Eddy Rivera, Magic Basketball: Fact. Assuming that Paul is with the Hornets for the entire season and he stays healthy, assuming that West re-signs and recovers from knee surgery, and assuming that general manager Dell Demps continues to try to improve the roster, then the chances are good. It's tempting to bet on the field, though.
Ryan Schwan, Hornets 247: Fact. If there is a season, I expect the Hornets to be fighting for one of the bottom four seeds again. They have the money to sign a power forward and a wing of reasonable quality, and that's all you need with CP3.
Ethan Sherwood Strauss, HoopSpeak: Fact. This is a testament to how brilliant I think Chris Paul is, and nothing more.

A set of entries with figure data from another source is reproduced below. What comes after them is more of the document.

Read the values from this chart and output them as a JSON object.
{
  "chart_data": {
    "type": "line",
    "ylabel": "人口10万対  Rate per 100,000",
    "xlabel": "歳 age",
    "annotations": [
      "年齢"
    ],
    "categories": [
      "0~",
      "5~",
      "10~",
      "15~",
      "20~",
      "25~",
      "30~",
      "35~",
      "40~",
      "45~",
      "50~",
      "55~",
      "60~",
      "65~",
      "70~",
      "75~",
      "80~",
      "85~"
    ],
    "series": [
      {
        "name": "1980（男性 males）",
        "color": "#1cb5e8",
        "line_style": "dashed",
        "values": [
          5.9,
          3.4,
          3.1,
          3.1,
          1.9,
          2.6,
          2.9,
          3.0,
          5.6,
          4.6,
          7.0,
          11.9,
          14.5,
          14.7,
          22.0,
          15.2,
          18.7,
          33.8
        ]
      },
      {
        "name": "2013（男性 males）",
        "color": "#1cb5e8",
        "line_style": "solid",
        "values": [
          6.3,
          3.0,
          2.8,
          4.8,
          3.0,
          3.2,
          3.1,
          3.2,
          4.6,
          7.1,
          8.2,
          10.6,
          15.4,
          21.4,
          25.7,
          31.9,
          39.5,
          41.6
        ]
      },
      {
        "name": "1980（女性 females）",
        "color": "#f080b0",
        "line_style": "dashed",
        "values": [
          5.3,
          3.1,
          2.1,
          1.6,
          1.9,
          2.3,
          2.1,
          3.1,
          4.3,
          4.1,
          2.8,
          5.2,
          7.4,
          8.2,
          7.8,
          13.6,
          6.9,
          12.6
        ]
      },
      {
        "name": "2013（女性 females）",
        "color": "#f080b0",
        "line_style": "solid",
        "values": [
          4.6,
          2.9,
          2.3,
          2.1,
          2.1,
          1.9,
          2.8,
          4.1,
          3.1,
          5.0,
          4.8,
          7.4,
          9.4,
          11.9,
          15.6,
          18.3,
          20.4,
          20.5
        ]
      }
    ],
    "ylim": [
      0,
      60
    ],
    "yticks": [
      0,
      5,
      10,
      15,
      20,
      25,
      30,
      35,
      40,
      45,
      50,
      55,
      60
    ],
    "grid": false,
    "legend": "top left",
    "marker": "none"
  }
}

Jared Wade, 8 Points, 9 Seconds: Trick question -- there won't be a 2011-12 season. But if there somehow will be? Fiction. I doubt they pull off such an improbable feat two years in a row. Chris Paul is a Hall of Famer, not a warlock.
5. Fact or Fiction: The team will remain in New Orleans over the long haul.
Chris Palmer, ESPN The Magazine: Fact. That is if David Stern gets his way. (Hint: Stern always gets his way.) But if the poor attendance continues and the team keeps hemorrhaging money (isn't that what this lockout is about?), then it makes sense to move. If I had the money I'd buy the team and move it to Las Vegas.
Eddy Rivera, Magic Basketball: Fiction. Although it's clear that the NBA and city of New Orleans will do everything in their power to keep the Hornets in town, "long haul" implies a lengthy period of time. And it's hard to imagine, with so many question marks surrounding the Hornets' future in New Orleans, that another market wouldn't swoop in to take the franchise elsewhere sooner or later.
Ryan Schwan, Hornets 247: Fact. Despite all the rhetoric about the Hornets being a sink-hole, they would have made a profit last season if they hadn't been stuck servicing a pile of debt left for them by their previous owner. With a new owner to wipe out some of the debt and NBA owners intent on improving the CBA in their favor, the team will be in N.O. for a while.
Ethan Sherwood Strauss, HoopSpeak: Fiction. I don't think it can or should. New Orleans is a world-class town, but it now has fewer people than Omaha, Nebraska. The NBA has had trouble in the smaller Southern cities, and I'm not sure that staying in places such as New Orleans, Charlotte and Memphis makes sense long term.
Jared Wade, 8 Points, 9 Seconds: Fact. This response may be coming from the part of my brain that processes hope more so than the small part that understands logic, but the league mishandled the Sonics situation so badly that, when you factor in the bad will the lockout is generating, I think Stern and his cohorts will move mountains to find a buyer committed to NOLA.